2014-featured-img2“The really interesting thing is I’ve had the same wife, the same job, the same church and the same house for over 50 years,” Frost says. “The only thing that has changed is after 52 years, we bought a new house around the corner from the old one. I’ve owned two homes in my life, and both are in Alamo Heights.” A man known for his wisdom and good decision making, he admits he had nothing to do with their decision to set down roots in Alamo Heights. “Pat picked out the house because it fit our boys and our growing family,” Frost states. “It was the house where we wanted to raise our kids. We were two blocks from the high school and six blocks from the grade school. Everything was close and convenient.” The Frosts quickly fell in love with the small-town atmosphere of Alamo Heights, where neighbors looked out for one another and where their children could mature in a safe and nurturing environment.

“It was a wonderful time of life to raise four boys in what was a wonderful small town,” Frost says. “A dear friend, Mr. Harper, ran the Lone Star Ice House in Sunset Ridge. If our boys were doing anything they shouldn’t, Mr. Harper would call and let us know,” he recalls. “I remember one time, Mr. Harper called Pat during a heavy rainstorm and told her our boys were sitting on the side of the road on New Braunfels watching the water rush by. Now there’s a small town for you!”

Frost readily admits that although that small-town feeling remains, Alamo Heights has experienced considerable growth in the past six decades. “The government seems to have enlarged significantly, and we are acting more like a larger town,” he explains. “But it is still basically a community where we are able to deal with the city government or the school district as individual people. San Antonio has grown around us, but Alamo Heights is still a relatively tight community.”

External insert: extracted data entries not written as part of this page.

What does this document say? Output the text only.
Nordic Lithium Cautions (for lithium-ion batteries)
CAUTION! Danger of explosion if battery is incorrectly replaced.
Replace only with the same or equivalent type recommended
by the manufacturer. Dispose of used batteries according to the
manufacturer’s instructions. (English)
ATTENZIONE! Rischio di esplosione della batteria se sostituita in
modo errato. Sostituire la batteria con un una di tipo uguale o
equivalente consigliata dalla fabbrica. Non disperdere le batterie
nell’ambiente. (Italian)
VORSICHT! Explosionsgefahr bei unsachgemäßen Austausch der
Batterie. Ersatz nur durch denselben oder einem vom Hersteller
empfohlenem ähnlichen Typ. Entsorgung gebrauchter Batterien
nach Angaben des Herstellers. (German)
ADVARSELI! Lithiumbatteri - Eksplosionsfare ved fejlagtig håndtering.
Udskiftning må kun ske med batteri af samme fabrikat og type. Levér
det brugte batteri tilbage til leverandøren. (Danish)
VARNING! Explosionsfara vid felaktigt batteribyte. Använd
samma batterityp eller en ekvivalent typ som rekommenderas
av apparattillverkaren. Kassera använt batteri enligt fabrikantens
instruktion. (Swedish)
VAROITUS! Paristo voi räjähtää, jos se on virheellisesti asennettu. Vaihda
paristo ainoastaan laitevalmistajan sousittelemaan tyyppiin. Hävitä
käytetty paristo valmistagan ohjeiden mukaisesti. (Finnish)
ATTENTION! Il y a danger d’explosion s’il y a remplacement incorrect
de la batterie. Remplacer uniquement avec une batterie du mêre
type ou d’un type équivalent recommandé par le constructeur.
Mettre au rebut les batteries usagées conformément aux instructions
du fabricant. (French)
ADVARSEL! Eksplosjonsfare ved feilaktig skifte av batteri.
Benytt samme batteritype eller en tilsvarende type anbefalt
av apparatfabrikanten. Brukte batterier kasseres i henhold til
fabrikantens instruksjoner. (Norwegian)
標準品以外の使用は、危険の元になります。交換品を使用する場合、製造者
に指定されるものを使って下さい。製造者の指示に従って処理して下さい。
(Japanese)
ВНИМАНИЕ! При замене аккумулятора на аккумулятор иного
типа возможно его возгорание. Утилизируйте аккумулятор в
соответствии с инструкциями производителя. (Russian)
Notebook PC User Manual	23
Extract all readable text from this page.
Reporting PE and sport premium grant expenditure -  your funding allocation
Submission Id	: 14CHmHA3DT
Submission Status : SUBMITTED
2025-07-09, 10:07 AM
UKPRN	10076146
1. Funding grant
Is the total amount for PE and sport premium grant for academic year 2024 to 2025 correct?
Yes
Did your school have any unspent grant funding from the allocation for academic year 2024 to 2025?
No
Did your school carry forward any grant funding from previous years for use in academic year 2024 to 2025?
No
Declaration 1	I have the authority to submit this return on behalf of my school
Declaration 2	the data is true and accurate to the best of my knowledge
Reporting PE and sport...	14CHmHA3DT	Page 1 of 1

2014-featured-img3Today, Frost dedicates much of his time to the civic endeavors he has championed for years, many right here in Alamo Heights. “I have always been involved in community development,” he says. “Our whole philosophy of the bank was that we needed to help grow the community. The only way the business could grow was if the community grew. I’ve never forgotten that.”

Currently, he serves as chairman of TMI and chairman of the board of trustees of the McNay Art Museum and is on the vestry of Christ Episcopal Church, to name a few. “I’ve spent a lot of time raising money for entities for which I have had a lot of interest over the years,” he explains. “Most recently, I realized the most important element for education we have in San Antonio is UTSA, so I have been involved in capital fund raising for them, as well.”

Although Frost still goes to the office every day, his most important job these days is the one he has at home: “Family occupies a big part of my life. I am the helpmate to a professional grandmother, who is now a great-grandmother. Managing a grandmother is a full-time job in itself!” Alamo Heights is blessed to have the Frosts as long-time residents.